The coupon collector problem: buy cereal boxes, each containing a random coupon. How many boxes until you have one of every type? The answer, for n types, is about n ln n — the last few coupons take exponentially longer because you keep getting duplicates. Classic probability.
Now make the collector careless: at the end of each round, each coupon already collected is independently lost with probability p. You're trying to complete the collection while losing pieces of it.
Blanchard, Eppstein, and Goodrich (arXiv:2602.20705) find three regimes. When p is very small, the loss barely matters — completion time stays Θ(n ln n). When p is large, the loss overwhelms the collection — the time grows exponentially, Θ((np/(1-p))^n). But at an intermediate loss rate — p = c/n — something unexpected happens. The collector enters a metastable phase.
In the metastable phase, the fraction of collected coupons stabilizes around 1/(1+c) and stays there for exponentially long. The collector is neither completing nor restarting. They are trapped — maintaining a fixed fraction of the collection indefinitely, gaining new coupons at exactly the rate they lose old ones. The trap is dynamic equilibrium: acquisition balances loss, and the system hovers at a frustrating steady state that is far from complete.
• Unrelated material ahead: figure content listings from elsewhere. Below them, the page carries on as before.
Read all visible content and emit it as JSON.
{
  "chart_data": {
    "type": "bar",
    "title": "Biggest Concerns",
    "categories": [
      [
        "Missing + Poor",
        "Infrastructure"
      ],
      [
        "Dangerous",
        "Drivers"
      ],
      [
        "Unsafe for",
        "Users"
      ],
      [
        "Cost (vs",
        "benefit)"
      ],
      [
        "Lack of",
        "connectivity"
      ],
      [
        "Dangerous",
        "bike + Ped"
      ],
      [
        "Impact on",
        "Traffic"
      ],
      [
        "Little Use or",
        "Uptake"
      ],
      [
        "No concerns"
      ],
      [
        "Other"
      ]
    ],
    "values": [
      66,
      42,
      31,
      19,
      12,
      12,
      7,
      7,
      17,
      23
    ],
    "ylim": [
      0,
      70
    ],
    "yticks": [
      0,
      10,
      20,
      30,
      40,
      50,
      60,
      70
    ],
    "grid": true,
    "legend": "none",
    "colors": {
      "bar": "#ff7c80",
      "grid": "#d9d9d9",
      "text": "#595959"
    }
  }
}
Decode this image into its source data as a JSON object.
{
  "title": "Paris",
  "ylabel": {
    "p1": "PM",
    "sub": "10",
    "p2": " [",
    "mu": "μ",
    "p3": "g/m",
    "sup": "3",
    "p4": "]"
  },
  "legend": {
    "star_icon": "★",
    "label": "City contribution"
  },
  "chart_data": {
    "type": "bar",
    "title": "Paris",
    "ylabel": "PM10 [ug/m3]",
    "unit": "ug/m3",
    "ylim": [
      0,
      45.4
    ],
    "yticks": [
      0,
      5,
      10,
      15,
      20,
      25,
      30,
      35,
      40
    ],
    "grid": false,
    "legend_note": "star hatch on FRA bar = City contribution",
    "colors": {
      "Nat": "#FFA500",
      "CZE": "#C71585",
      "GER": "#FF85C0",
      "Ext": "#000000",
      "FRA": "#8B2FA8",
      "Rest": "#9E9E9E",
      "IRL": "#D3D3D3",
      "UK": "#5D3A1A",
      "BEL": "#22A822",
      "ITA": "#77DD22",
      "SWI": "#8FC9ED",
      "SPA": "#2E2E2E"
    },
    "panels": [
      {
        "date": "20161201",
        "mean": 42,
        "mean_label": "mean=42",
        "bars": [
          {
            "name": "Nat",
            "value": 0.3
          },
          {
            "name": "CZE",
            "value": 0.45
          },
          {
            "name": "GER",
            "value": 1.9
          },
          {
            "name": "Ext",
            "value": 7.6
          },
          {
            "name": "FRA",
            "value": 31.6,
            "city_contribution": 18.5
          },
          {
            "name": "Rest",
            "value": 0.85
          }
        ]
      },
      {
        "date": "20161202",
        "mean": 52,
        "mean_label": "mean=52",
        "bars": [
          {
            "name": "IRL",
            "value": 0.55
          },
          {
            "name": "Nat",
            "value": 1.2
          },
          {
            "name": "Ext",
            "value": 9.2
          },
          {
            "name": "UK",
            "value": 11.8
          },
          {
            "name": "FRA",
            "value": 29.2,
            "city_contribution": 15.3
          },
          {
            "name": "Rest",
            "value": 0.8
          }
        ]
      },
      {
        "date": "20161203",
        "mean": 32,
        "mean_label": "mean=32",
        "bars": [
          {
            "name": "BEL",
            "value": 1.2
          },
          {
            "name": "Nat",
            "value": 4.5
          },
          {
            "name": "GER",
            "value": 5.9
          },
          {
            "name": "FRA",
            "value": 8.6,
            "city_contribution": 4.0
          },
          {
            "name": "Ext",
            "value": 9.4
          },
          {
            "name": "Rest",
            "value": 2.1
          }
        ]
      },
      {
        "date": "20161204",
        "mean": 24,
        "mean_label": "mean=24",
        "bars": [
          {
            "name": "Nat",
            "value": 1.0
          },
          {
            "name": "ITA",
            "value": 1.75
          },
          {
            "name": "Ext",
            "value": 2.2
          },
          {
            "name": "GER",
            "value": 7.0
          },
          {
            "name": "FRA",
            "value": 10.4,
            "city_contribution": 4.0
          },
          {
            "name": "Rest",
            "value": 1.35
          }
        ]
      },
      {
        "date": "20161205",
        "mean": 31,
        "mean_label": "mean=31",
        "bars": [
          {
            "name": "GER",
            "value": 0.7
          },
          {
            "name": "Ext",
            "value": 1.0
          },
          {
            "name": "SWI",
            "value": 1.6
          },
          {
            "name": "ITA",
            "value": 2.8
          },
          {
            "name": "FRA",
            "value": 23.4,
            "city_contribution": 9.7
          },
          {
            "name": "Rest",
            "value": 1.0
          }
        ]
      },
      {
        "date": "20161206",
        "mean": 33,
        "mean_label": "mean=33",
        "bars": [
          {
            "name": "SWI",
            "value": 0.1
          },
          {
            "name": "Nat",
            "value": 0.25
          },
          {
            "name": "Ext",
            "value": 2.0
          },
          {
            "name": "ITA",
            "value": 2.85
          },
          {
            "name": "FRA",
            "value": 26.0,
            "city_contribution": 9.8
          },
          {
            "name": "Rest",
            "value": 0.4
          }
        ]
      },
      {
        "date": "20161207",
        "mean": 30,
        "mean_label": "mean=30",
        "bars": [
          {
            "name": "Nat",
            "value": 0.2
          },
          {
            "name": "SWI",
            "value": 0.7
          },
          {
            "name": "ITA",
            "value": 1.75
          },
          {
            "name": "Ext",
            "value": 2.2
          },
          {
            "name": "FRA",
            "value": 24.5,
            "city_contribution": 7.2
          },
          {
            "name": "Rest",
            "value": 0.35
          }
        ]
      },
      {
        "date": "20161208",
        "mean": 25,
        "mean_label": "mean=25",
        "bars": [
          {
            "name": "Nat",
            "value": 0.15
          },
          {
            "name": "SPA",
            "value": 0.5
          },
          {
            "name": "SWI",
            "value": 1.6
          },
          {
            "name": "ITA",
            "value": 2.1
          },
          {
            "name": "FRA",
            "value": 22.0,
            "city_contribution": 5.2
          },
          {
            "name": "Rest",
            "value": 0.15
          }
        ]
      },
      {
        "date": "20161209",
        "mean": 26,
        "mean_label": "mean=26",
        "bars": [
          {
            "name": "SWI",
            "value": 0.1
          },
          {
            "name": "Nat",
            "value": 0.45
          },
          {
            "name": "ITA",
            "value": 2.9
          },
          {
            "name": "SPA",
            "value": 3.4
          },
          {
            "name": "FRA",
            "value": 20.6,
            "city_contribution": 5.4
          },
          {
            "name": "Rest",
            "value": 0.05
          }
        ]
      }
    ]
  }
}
The general observation: in collection processes with loss, there exists a regime where the system reaches a metastable plateau rather than succeeding or failing. The plateau is not progress. It is dynamic stasis — the appearance of activity (new coupons arriving, old ones disappearing) without net advancement. The collector works but doesn't finish. The loss rate is too small to cause failure and too large to allow completion. The trap is the middle.